Gators guard Kenny Boynton to make Orange Bowl Basketball Classic curtain call

In this one-and-done era of college basketball, underclassmen are often the stars of the show. But the spotlight in Saturday’s Orange Bowl Basketball Classic will be on the seniors.

The biggest name on the marquee, locally at least, belongs to Kenny Boynton, the 6-2 senior shooting guard whose 14th-ranked Florida Gators (8-2) will play Air Force (8-2) at 4:30 p.m. at the BB&T Center in Sunrise.

This will be Boynton’s fourth and final Orange Bowl Classic, an annual homecoming for the former Pompano Beach Ely and Plantation American Heritage standout. He leads a balanced Gators team in scoring with a 12.4 average.

“Boynton is one of the most talented players in the SEC,” Air Force coach Dave Pilipovich said. “People underestimate the defense he and Florida play. They like to speed you up and turn you over.”

Air Force, off to the second-best, 10-game start in school history, is led by 6-2 senior point guard Todd Fletcher, who leads the nation with an assist-to-turnover ratio of 8.4. He is also sixth in school history in assists.

In addition, 6-6 senior shooting guard Michael Lyons leads the Mountain West Conference and ranks 20th nationally with a 20.5 scoring average.

The first half of Saturday’s doubleheader will match Florida State (7-4) against Tulsa (7-5) at 2 p.m. It will be FSU’s fourth appearance in the OB Classic and its first since 2008.

FSU features Michael Snaer, a 6-5 senior shooting guard who leads the team in scoring (15.8). Last season, Snaer made buzzer-beater shots to defeat Duke and Virginia Tech and also earned MVP honors at the Atlantic Coast Conference tournament.

Snaer made the ACC’s All-Defense team and led the Seminoles to their first postseason title in the conference. His buzzer-beating three-pointer against Duke ended the Blue Devils’ 45-game home winning streak.

Tulsa counters with 6-4, 235-pound senior shooting guard Scottie Haralson, who is averaging 9.2 points and leads the Golden Hurricane with 27 three-pointers on 36.5 percent shooting. He shot 40.7 percent from long distance last season and is regarded as one of the best shooters in Conference USA.

Haralson, though, might find it tough to get to the rim against Snaer and the rest of the Seminoles’ swarming defenders.

Florida is also known for its defense, holding six of its 10 opponents this season to less than 50 points.
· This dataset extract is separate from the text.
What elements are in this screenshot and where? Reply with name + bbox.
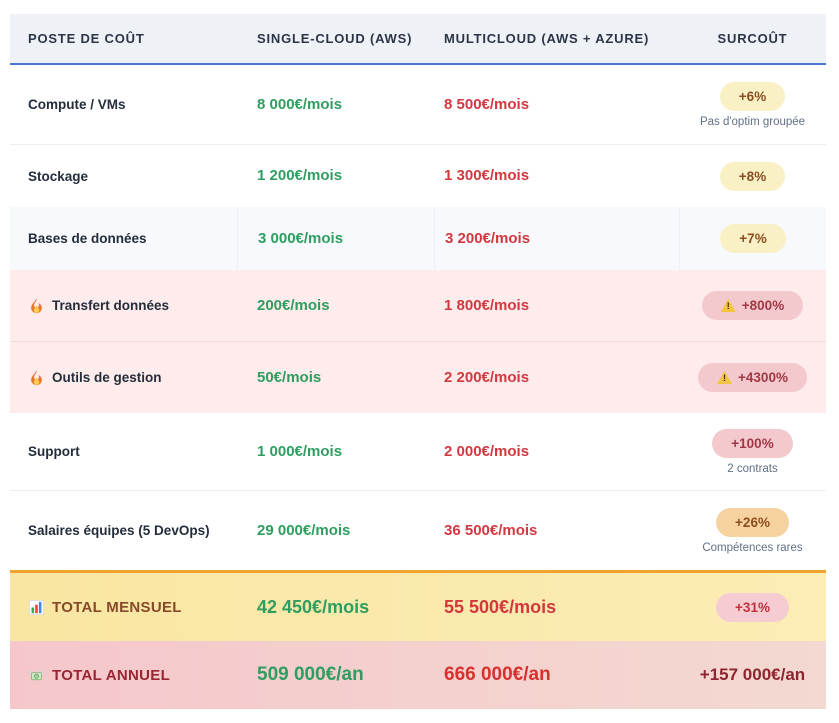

The Gators will be tested by an experienced Air Force team that features five senior starters and averages a shooting percentage of 49.2, which ranks 15th nationally. Fletcher is making 51.4 percent of his three-point attempts (18 of 35).

“If anything,” Pilipovich said, “we want him to shoot more.”

Of course, the Gators — who have made the Elite Eight of the NCAA Tournament four times in the past seven years — represent a major step up in class compared to the teams Air Force normally faces.

Boynton has been a big part of that success. He is 2-1 in his previous OB Classic games. As a freshman, he made just 3 of 12 shots and was held to six points as No. 12 Florida was upset by unranked Richmond 56-53.

As a sophomore, he scored a team-high 15 points as unranked Florida upset No. 6 Kansas State 57-44.

And as a junior, Boynton scored 22 points, including 6 of 12 on three-pointers, as the Gators beat Texas A&M 84-64.

Boynton is closing in on a pair of Gators career records. He has made 279 three-pointers and needs just 10 more to pass Lee Humphrey. And he has 115 starts and needs 14 more to pass Andrew DeClerq.

Boynton also needs 69 more points to pass Heat forward Udonis Haslem for third place on the Gators’ career scoring list.

This season, though, Boynton’s scoring average is a bit down. He averaged 15.9 points last season, but his current average, if it holds, would represent a career low. He has made just four of his past 32 three-point attempts and is shooting 27.9 percent from long distance, down from 40.7 last season.

But Pilipovich doesn’t expect Boynton’s numbers to stay that low for too much longer.

“I think he is ready to break out,” Pilipovich said. “I just hope it’s not against us.”